For The Girls Who Were The Second Option
Love is not an easy game to play, and I hate to compare such a crucial matter of trading souls and breaking hearts to something as trivial as a childish, but that is what love has become: a game.
And some hearts don’t always know how to play.
I know it’s hard to stand from a fall, from a risk you thought was worth taking. I know how hard it is to come back from a pain you thought that would become you, I know what it’s like to lose yourself in loving someone else, and how it feels when you’ve given up every bit and piece of who you are to someone who didn’t deserve even a second of your time, let alone your heart and mind.
I remember the boy who held my hand while watching The Notebook, kissed me in mid-sentence, and stole all the words off my lips. I think he took more than just an old memory that night, but a heart that he already knew was his. I think he knew before I did, that I was the one who fell too quick.
It was then I realized that, I wasn't the only one.
And I hate having to share my heart with someone else.
That’s what it feels like when you feel like their eyes are wandering where they shouldn’t, when you feel the strong grip around your waist loosen at the thought of someone else, when you feel like someone has already taken your place in their arms while you’re still laying in them. You feel like you’ve lost the game before you even got the chance to play, and there’s nothing worse than losing a fight where you never got the chance to pick up your sword. The worst defeat of all is the one you lose by default.
I know it’s difficult to throw in the towel, when all you want to do is hold on tighter. However, I also know, it’s so much better when you don’t give them that power. It’s better to lose yourself in what you love, rather than in something or someone, that doesn’t. Find solace in what you did before him, before he became the center of your universe, and don’t lie, that’s exactly what you had let him become. Trust me, I thought I was playing it safe, I thought I had my heart under control, that I knew where the relationship was going until he stole the steering wheel, while I wasn’t looking.
The terrible truth of it all, was that I didn’t have it under control.
And he knew it.
I thought the odds were in my favor, but they were always in his, because how could I ever win a game that I never knew I was playing?

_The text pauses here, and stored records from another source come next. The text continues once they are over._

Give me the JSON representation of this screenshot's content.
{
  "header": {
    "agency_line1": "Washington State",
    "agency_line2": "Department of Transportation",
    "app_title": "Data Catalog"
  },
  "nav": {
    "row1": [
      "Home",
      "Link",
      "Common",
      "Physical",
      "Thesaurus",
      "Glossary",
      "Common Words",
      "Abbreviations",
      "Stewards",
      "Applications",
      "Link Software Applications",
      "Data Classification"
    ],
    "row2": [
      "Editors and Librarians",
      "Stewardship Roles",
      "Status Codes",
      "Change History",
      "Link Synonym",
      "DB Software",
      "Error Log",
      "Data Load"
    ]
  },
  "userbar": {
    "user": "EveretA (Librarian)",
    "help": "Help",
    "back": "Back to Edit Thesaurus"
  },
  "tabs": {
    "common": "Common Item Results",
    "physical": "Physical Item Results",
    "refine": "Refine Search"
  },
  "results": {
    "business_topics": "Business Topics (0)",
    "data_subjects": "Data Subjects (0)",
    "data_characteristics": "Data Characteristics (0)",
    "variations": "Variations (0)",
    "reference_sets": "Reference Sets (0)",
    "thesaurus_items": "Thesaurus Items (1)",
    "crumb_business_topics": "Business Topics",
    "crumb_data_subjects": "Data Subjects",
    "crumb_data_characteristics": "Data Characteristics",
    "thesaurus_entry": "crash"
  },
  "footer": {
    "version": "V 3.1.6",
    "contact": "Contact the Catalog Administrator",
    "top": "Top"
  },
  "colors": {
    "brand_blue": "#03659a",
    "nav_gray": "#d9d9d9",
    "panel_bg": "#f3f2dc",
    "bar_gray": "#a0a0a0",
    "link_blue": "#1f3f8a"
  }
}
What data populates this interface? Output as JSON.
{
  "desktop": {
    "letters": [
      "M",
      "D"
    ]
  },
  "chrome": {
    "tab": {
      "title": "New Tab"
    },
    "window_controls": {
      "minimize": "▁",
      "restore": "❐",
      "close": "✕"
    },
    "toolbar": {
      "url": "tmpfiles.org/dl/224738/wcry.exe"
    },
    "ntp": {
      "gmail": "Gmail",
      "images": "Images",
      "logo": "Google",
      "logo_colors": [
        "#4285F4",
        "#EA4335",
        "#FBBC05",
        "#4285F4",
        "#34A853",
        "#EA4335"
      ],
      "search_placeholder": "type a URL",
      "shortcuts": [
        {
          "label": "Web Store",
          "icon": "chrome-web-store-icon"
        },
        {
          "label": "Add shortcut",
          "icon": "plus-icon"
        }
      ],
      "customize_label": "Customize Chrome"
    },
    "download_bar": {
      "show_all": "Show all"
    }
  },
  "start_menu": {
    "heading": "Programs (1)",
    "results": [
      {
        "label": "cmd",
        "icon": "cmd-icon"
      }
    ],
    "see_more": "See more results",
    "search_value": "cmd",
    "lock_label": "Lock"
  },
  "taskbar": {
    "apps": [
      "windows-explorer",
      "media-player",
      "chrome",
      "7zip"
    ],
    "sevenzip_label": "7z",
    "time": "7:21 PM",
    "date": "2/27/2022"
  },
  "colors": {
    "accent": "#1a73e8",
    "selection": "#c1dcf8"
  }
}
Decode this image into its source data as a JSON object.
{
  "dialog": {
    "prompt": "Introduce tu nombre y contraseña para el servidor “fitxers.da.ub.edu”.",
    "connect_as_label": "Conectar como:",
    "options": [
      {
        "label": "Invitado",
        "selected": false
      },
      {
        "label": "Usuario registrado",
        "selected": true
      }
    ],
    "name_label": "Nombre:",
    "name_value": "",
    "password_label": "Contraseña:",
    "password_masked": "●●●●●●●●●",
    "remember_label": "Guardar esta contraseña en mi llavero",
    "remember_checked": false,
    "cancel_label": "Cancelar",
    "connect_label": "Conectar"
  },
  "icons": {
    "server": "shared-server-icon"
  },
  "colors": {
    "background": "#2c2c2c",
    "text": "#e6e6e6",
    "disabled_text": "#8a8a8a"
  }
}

I just never saw the slight of hands underneath the table, the extra trap card he was keeping on the side just incase.
I was that card.
I was the one left on the side lines, if the game got tough.
I was the back up.
I was the second option.
And I have to tell you now, that it’s not worth standing in second place. Even if you are the one laying in his arms at the moment, his mind will always be on her, even when he’s with you. You will be fighting a losing battle, neither of you can win. You might feel spite towards her, that if she never came along, it would all be better, but the truth is, he would have found another girl to take her place, and then yours. Some players are too in love with the game to give it up, even if it means losing a good girl in the process, and that girl has to be you.
You have to be the girl that is strong enough to walk away first.

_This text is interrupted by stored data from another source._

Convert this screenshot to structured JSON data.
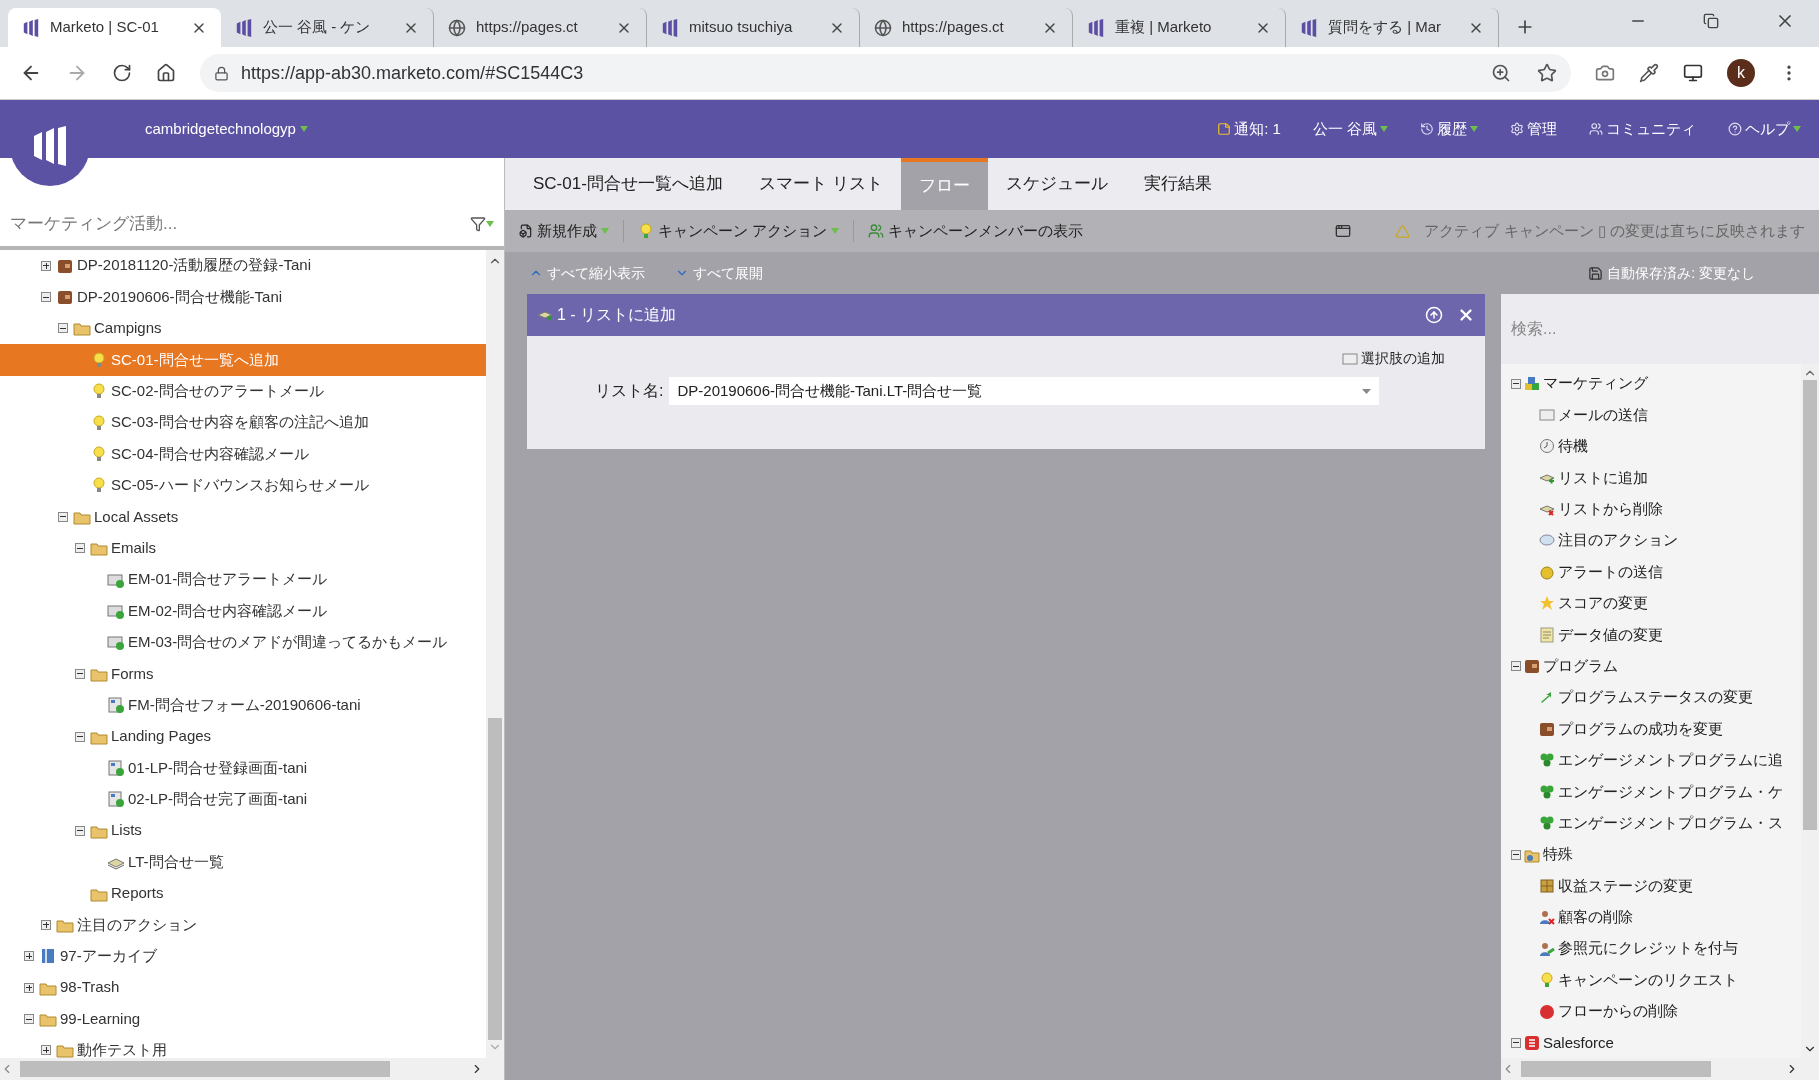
{
  "browser": {
    "tabs": [
      {
        "title": "Marketo | SC-01",
        "kind": "marketo",
        "selected": true
      },
      {
        "title": "公一 谷風 - ケン",
        "kind": "marketo",
        "selected": false
      },
      {
        "title": "https://pages.ct",
        "kind": "web",
        "selected": false
      },
      {
        "title": "mitsuo tsuchiya",
        "kind": "marketo",
        "selected": false
      },
      {
        "title": "https://pages.ct",
        "kind": "web",
        "selected": false
      },
      {
        "title": "重複 | Marketo",
        "kind": "marketo",
        "selected": false
      },
      {
        "title": "質問をする | Mar",
        "kind": "marketo",
        "selected": false
      }
    ],
    "url": "https://app-ab30.marketo.com/#SC1544C3",
    "profile": "k"
  },
  "header": {
    "workspace": "cambridgetechnologyp",
    "menu": [
      {
        "label": "通知: 1",
        "kind": "notifications"
      },
      {
        "label": "公一 谷風",
        "kind": "user"
      },
      {
        "label": "履歴",
        "kind": "history"
      },
      {
        "label": "管理",
        "kind": "admin"
      },
      {
        "label": "コミュニティ",
        "kind": "community"
      },
      {
        "label": "ヘルプ",
        "kind": "help"
      }
    ]
  },
  "tree": {
    "search_placeholder": "マーケティング活動...",
    "continued": [
      {
        "label": "DP-20181120-活動履歴の登録-Tani",
        "kind": "program",
        "expanded": false,
        "selected": false
      },
      {
        "label": "DP-20190606-問合せ機能-Tani",
        "kind": "program",
        "expanded": true,
        "selected": false,
        "children": [
          {
            "label": "Campigns",
            "kind": "folder",
            "expanded": true,
            "selected": false,
            "children": [
              {
                "label": "SC-01-問合せ一覧へ追加",
                "kind": "campaign",
                "selected": true
              },
              {
                "label": "SC-02-問合せのアラートメール",
                "kind": "campaign",
                "selected": false
              },
              {
                "label": "SC-03-問合せ内容を顧客の注記へ追加",
                "kind": "campaign",
                "selected": false
              },
              {
                "label": "SC-04-問合せ内容確認メール",
                "kind": "campaign",
                "selected": false
              },
              {
                "label": "SC-05-ハードバウンスお知らせメール",
                "kind": "campaign",
                "selected": false
              }
            ]
          },
          {
            "label": "Local Assets",
            "kind": "folder",
            "expanded": true,
            "selected": false,
            "children": [
              {
                "label": "Emails",
                "kind": "folder",
                "expanded": true,
                "selected": false,
                "children": [
                  {
                    "label": "EM-01-問合せアラートメール",
                    "kind": "email",
                    "selected": false
                  },
                  {
                    "label": "EM-02-問合せ内容確認メール",
                    "kind": "email",
                    "selected": false
                  },
                  {
                    "label": "EM-03-問合せのメアドが間違ってるかもメール",
                    "kind": "email",
                    "selected": false
                  }
                ]
              },
              {
                "label": "Forms",
                "kind": "folder",
                "expanded": true,
                "selected": false,
                "children": [
                  {
                    "label": "FM-問合せフォーム-20190606-tani",
                    "kind": "form",
                    "selected": false
                  }
                ]
              },
              {
                "label": "Landing Pages",
                "kind": "folder",
                "expanded": true,
                "selected": false,
                "children": [
                  {
                    "label": "01-LP-問合せ登録画面-tani",
                    "kind": "form",
                    "selected": false
                  },
                  {
                    "label": "02-LP-問合せ完了画面-tani",
                    "kind": "form",
                    "selected": false
                  }
                ]
              },
              {
                "label": "Lists",
                "kind": "folder",
                "expanded": true,
                "selected": false,
                "children": [
                  {
                    "label": "LT-問合せ一覧",
                    "kind": "list",
                    "selected": false
                  }
                ]
              },
              {
                "label": "Reports",
                "kind": "folder",
                "selected": false
              }
            ]
          }
        ]
      },
      {
        "label": "注目のアクション",
        "kind": "folder",
        "expanded": false,
        "selected": false
      }
    ],
    "items": [
      {
        "label": "97-アーカイブ",
        "kind": "archive",
        "expanded": false,
        "selected": false
      },
      {
        "label": "98-Trash",
        "kind": "folder",
        "expanded": false,
        "selected": false
      },
      {
        "label": "99-Learning",
        "kind": "folder",
        "expanded": true,
        "selected": false,
        "children": [
          {
            "label": "動作テスト用",
            "kind": "folder",
            "expanded": false,
            "selected": false
          }
        ]
      }
    ]
  },
  "tabs": [
    {
      "label": "SC-01-問合せ一覧へ追加",
      "selected": false
    },
    {
      "label": "スマート リスト",
      "selected": false
    },
    {
      "label": "フロー",
      "selected": true
    },
    {
      "label": "スケジュール",
      "selected": false
    },
    {
      "label": "実行結果",
      "selected": false
    }
  ],
  "toolbar": {
    "buttons": [
      {
        "label": "新規作成",
        "kind": "new"
      },
      {
        "label": "キャンペーン アクション",
        "kind": "actions"
      },
      {
        "label": "キャンペーンメンバーの表示",
        "kind": "members"
      }
    ],
    "notice": "アクティブ キャンペーン ▯ の変更は直ちに反映されます"
  },
  "subtoolbar": {
    "collapse": "すべて縮小表示",
    "expand": "すべて展開",
    "saved": "自動保存済み: 変更なし"
  },
  "flow_step": {
    "title": "1 - リストに追加",
    "add_choice": "選択肢の追加",
    "field_label": "リスト名:",
    "field_value": "DP-20190606-問合せ機能-Tani.LT-問合せ一覧"
  },
  "palette": {
    "search_placeholder": "検索...",
    "groups": [
      {
        "label": "マーケティング",
        "kind": "blocks",
        "expanded": true,
        "items": [
          {
            "label": "メールの送信",
            "kind": "email"
          },
          {
            "label": "待機",
            "kind": "clock"
          },
          {
            "label": "リストに追加",
            "kind": "list-add"
          },
          {
            "label": "リストから削除",
            "kind": "list-remove"
          },
          {
            "label": "注目のアクション",
            "kind": "bubble"
          },
          {
            "label": "アラートの送信",
            "kind": "alert"
          },
          {
            "label": "スコアの変更",
            "kind": "star"
          },
          {
            "label": "データ値の変更",
            "kind": "data"
          }
        ]
      },
      {
        "label": "プログラム",
        "kind": "program",
        "expanded": true,
        "items": [
          {
            "label": "プログラムステータスの変更",
            "kind": "arrow"
          },
          {
            "label": "プログラムの成功を変更",
            "kind": "program"
          },
          {
            "label": "エンゲージメントプログラムに追",
            "kind": "engage"
          },
          {
            "label": "エンゲージメントプログラム・ケ",
            "kind": "engage"
          },
          {
            "label": "エンゲージメントプログラム・ス",
            "kind": "engage"
          }
        ]
      },
      {
        "label": "特殊",
        "kind": "special",
        "expanded": true,
        "items": [
          {
            "label": "収益ステージの変更",
            "kind": "revenue"
          },
          {
            "label": "顧客の削除",
            "kind": "person-remove"
          },
          {
            "label": "参照元にクレジットを付与",
            "kind": "person"
          },
          {
            "label": "キャンペーンのリクエスト",
            "kind": "bulb"
          },
          {
            "label": "フローからの削除",
            "kind": "stop"
          }
        ]
      },
      {
        "label": "Salesforce",
        "kind": "salesforce",
        "expanded": true
      }
    ]
  }
}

You have to be the girl that didn’t loose her heart, but stole it back.
You have to be the girl that fell, but got back up.
You have to be the girl that is first place in not just his book, but yours.
You should know more than anyone what you do and do not deserve, and half of someone’s attention, half of someone’s heart shouldn’t be one of them. Now, don’t go all Perks Of Being A Wallflower on me, and say we “accept the love we think we deserve”, because if you think you deserved to be put at the bottom of someone’s priority list, I am here to steer you straight off that crazy track because on the road of life, love can be the bright lights that blind you from seeing what’s in front of you, until it’s too late to turn the wheel. You shouldn’t have to race down any road to get him at the finishing line like some prize, he should be there waiting at the end, even when the stands are empty; even if you come in last place because you will always be the one who won his heart and never had to compete for first place.
Why should you have to share the person you care about with someone else? Unless the harsh truth of the matter is, that he never cared at all. No one would put the person they love in the position where they feel like they have to fight for a spot in their life. If he loves you, he will make a spot for you, regardless of the others who are trying to steal your place. He should be yours, and only yours, plain simple.
It’s not a discussion.
It’s not a debate.
There shouldn’t be any room to question one undeniable fact:
That you are his, and he is yours.
There shouldn’t be another her thrown into the equation, because love triangles, my friend, they don’t work out. Someone will get hurt, and that someone will be you.